Cam Ranh Bay is a deep-water and sheltered harbor which can easily accommodate larger naval vessels with deep drafts. Byrd measures more than 680 feet in length and displaces more than 41,000 tons.

 

“Maintenance was conducted efficiently and in a timely manner,” said MSC SSU Singapore port engineer Anh Ho, who was on site to oversee the repairs.

Byrd’s repairs in Vietnam are the third such repairs on MSC vessels in that country over the last two years: rescue and salvage ship USNS Safeguard completed repairs at Saigon Shipmarin Shipyard near Ho Chi Minh City in September of 2009. Cam Ranh Shipyard performed maintenance on Byrd in March of last year, but the work was performed at Van Phong Bay, located about 80 miles north of Cam Ranh Bay.

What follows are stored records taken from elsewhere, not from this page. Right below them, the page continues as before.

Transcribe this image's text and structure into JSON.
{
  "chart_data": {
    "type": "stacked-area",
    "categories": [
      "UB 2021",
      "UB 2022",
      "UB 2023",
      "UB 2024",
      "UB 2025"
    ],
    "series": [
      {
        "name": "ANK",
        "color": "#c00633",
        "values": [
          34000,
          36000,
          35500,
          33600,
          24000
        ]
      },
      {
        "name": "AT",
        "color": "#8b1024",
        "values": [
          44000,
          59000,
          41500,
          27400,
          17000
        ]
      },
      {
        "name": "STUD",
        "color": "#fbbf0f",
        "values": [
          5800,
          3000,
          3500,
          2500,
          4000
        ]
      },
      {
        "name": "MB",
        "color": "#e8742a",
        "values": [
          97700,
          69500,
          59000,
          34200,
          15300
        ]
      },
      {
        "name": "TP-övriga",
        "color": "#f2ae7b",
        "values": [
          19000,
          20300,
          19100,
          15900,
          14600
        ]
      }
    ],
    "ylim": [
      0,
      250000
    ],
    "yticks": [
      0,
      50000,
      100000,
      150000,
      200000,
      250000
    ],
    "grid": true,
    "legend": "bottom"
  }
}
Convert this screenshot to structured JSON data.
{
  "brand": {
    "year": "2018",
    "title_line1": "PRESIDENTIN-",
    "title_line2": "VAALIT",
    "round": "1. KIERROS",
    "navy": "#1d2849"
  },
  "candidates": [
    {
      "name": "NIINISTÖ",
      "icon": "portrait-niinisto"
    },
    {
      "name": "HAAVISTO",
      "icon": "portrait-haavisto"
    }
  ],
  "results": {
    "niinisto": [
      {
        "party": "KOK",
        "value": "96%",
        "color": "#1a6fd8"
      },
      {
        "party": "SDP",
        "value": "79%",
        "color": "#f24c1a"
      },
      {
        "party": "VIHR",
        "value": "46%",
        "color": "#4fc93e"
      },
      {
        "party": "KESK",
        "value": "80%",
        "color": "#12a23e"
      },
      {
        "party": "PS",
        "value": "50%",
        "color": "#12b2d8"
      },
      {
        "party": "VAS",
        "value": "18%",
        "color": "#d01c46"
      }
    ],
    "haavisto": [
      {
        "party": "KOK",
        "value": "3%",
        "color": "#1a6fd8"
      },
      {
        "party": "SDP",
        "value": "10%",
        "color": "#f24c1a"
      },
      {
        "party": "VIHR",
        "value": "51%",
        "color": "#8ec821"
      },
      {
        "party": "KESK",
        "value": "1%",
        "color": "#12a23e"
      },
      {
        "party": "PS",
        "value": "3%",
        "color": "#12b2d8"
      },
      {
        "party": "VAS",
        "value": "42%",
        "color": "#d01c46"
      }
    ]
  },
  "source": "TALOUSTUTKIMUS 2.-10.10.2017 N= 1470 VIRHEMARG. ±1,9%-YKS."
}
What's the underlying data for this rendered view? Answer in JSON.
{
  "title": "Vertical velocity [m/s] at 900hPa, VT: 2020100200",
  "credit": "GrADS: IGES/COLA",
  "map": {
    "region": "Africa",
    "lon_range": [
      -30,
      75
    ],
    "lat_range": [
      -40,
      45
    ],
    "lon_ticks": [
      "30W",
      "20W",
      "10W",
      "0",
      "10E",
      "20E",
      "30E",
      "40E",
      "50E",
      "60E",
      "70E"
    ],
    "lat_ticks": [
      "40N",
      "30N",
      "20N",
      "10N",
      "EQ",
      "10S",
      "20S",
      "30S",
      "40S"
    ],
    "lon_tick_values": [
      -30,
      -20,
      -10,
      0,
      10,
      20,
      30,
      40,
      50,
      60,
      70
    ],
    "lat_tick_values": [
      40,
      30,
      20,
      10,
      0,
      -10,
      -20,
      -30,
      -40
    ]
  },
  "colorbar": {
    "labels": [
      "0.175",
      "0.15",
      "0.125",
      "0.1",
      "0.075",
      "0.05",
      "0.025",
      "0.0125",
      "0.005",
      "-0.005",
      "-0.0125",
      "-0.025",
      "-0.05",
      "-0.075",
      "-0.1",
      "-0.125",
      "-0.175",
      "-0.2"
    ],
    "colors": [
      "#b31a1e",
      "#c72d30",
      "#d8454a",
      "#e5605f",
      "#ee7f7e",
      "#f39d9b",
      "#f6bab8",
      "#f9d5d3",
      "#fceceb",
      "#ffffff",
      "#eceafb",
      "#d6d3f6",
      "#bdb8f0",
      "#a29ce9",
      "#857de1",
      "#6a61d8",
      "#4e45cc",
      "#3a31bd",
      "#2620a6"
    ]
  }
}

Work was completed Aug. 22 and Byrd got underway today out of the harbor to return to normal duties as one of U.S. 7th Fleet’s primary supply vessels operating in the Western Pacific.
Byrd is one of MSC’s eleven dry cargo/ammunition ships that operate worldwide delivering ammunition, provisions, stores, spare parts, potable water and petroleum products to U.S. Navy ships at sea.

MSC operates approximately 110 noncombatant, U.S. merchant mariner-crewed ships that replenish U.S. Navy ships, conduct specialized missions, strategically preposition combat cargo at sea around the world, and move military cargo and supplies used by deployed U.S. forces and coalition partners.